In 2022, 329 volunteers worked with more than 4,200 patients at CVIM. Most volunteers, like the Kesher Israel congregants, are retired medical professionals.

“Chester County is one of the wealthiest counties in the state and, by public health standards, one of the healthiest counties in the state,” CVIM Vice President of Development Julie Rusenko said. “So one of the reasons this model that we have works here in Chester County is because we have both ends of the spectrum. We have people with time and money to donate, and we also have a population that needs the services.”

To be eligible to be treated at CVIM, patients must be uninsured and live below 300% the federal poverty level. About 70% of CVIM’s clientele speak Spanish as their first language, most of them immigrants.

Many who are new to the country don’t qualify for government assistance, such as Medicaid. Others may work jobs such as landscaping or bartending, which oftentimes don’t offer insurance to employees.

“They kind of fall through a gap in our health care system,” Rusenko said.

While CVIM works with underserved populations, the nature of the clinic — devoid of insurance policies and bureaucracies — means that doctors get to practice medicine in the idealized way they often imagined at the beginning of their careers.

“When you remove the money from the equation, the payment and all that stuff, it just removes a whole layer of stressful interactions that you have,” said Dr.
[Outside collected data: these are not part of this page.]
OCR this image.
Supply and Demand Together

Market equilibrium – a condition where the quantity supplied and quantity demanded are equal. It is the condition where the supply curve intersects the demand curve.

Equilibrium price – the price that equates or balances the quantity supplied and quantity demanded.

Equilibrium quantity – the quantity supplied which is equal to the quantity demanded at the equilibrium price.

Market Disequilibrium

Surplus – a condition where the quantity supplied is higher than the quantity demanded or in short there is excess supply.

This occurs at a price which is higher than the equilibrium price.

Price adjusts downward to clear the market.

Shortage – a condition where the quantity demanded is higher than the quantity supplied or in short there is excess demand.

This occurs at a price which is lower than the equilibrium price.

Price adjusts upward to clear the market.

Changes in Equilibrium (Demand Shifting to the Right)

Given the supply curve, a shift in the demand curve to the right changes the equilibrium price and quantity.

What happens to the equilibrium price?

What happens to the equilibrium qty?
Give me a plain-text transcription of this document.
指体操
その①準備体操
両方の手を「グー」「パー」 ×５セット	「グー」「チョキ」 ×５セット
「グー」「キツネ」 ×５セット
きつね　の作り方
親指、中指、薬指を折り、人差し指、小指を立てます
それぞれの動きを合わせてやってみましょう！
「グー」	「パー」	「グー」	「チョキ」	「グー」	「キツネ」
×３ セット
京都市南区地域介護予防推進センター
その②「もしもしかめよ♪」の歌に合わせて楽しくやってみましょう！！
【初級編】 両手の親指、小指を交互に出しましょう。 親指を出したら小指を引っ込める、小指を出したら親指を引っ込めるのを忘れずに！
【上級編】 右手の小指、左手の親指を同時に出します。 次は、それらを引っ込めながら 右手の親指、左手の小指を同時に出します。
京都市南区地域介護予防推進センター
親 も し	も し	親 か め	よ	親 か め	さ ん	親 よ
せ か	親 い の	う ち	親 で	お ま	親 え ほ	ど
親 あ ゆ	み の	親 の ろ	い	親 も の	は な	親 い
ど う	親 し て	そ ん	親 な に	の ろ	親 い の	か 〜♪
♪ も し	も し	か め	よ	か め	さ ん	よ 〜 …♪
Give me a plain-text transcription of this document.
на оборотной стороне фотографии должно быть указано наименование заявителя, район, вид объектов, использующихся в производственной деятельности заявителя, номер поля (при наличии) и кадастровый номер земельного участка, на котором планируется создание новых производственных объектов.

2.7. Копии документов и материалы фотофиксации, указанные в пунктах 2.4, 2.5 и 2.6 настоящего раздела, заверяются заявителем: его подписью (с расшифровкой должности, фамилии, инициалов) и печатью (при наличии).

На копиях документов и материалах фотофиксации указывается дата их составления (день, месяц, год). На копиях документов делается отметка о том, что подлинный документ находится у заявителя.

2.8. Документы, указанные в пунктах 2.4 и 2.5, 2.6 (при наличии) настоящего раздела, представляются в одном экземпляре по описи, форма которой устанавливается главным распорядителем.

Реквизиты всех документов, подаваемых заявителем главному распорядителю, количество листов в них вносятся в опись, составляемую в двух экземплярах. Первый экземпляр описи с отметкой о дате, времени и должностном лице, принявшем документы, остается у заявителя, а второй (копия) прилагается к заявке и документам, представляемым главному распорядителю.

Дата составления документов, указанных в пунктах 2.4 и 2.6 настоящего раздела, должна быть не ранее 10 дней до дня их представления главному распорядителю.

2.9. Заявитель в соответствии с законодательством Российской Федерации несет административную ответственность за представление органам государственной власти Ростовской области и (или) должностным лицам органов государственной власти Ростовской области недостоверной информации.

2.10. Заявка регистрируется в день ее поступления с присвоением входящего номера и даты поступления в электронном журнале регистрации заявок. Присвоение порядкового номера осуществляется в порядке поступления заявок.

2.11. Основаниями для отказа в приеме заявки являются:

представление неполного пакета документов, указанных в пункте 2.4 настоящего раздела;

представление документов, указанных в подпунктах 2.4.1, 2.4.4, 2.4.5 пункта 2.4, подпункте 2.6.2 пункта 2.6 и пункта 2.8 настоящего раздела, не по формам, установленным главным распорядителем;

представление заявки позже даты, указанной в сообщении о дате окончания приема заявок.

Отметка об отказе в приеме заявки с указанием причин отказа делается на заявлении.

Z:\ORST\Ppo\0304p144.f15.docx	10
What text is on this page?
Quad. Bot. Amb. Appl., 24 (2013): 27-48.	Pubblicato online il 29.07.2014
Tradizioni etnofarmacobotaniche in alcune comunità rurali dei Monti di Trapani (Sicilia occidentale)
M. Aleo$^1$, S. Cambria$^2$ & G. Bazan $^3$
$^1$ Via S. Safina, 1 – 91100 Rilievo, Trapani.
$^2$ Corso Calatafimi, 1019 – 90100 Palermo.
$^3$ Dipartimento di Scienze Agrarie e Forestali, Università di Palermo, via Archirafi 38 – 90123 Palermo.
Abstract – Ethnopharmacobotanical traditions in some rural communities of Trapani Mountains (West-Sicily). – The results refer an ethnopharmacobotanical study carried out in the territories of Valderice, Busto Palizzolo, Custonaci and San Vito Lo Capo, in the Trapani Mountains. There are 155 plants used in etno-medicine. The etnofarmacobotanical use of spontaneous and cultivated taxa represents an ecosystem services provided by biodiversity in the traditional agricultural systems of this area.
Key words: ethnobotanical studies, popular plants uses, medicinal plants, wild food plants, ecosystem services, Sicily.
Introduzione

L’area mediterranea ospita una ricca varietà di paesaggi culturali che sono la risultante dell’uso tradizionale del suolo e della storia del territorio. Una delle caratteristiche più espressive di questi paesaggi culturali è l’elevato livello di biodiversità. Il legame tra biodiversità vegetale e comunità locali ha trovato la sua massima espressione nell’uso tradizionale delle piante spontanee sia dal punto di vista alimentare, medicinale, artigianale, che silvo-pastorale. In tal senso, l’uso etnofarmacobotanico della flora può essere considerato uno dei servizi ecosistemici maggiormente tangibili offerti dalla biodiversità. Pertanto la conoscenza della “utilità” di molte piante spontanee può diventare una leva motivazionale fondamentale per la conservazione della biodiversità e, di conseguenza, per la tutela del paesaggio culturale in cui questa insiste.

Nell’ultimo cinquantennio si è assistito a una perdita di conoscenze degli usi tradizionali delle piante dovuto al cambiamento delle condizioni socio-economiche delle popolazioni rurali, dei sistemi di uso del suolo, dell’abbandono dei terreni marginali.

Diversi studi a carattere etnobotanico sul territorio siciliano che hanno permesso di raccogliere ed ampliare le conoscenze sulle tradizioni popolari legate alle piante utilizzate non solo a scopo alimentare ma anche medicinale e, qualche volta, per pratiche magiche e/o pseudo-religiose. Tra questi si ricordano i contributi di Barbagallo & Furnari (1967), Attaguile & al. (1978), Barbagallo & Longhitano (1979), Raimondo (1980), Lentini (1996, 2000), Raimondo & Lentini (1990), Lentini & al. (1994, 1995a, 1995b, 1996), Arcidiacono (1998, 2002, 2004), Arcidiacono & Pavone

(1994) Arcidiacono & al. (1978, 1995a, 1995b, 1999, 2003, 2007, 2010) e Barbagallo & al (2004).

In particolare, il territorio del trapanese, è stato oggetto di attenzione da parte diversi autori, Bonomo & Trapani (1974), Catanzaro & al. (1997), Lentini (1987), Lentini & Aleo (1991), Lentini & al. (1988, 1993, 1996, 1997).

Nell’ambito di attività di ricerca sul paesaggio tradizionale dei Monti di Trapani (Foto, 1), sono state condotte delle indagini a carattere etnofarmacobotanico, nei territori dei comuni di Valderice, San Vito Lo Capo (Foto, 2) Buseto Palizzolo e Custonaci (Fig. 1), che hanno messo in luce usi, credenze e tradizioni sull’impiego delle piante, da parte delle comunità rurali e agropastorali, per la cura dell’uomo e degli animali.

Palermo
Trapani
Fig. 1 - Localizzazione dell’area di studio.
Glenn Paskow, a CVIM volunteer from Kesher Israel who had a 40-year dental practice in Kennett Square. “You can just do your best to work and treat people the best.”

“It allows me to do what I’m good at,” he added.

Paskow believes that the highest level of mitzvot is helping an individual help themselves. Through his volunteer work at CVIM for the past years, he feels he’s been able to do that. 

“If they’re in pain … it’s hard for them to be self-sufficient, to function,” Paskow said of patients.

Kesher Israel is not the only faith-based group with members who volunteer at CVIM. But in the larger community, the synagogue tries to remain active in doing mitzvot, said Dr. Anna Schetman, a pediatrician of 33 years who recently started volunteering at CVIM.

Kesher Israel’s Tikkun Olam Committee helps organize opportunities to cook meals for those living in shelters and deliver challah, electric candles and grape juice to Jewish patients at Chester County Hospital on Shabbat, among other opportunities. Spending a day or so a week volunteering at CVIM is just another way for Kesher Israel congregants to complete a mitzvah.

“Volunteerism is a natural extension of Judaism in general,” Schetman said. “Many of us who become physicians are interested in helping the community, giving back to the community, so I think that and that’s a big part of Jewish values.”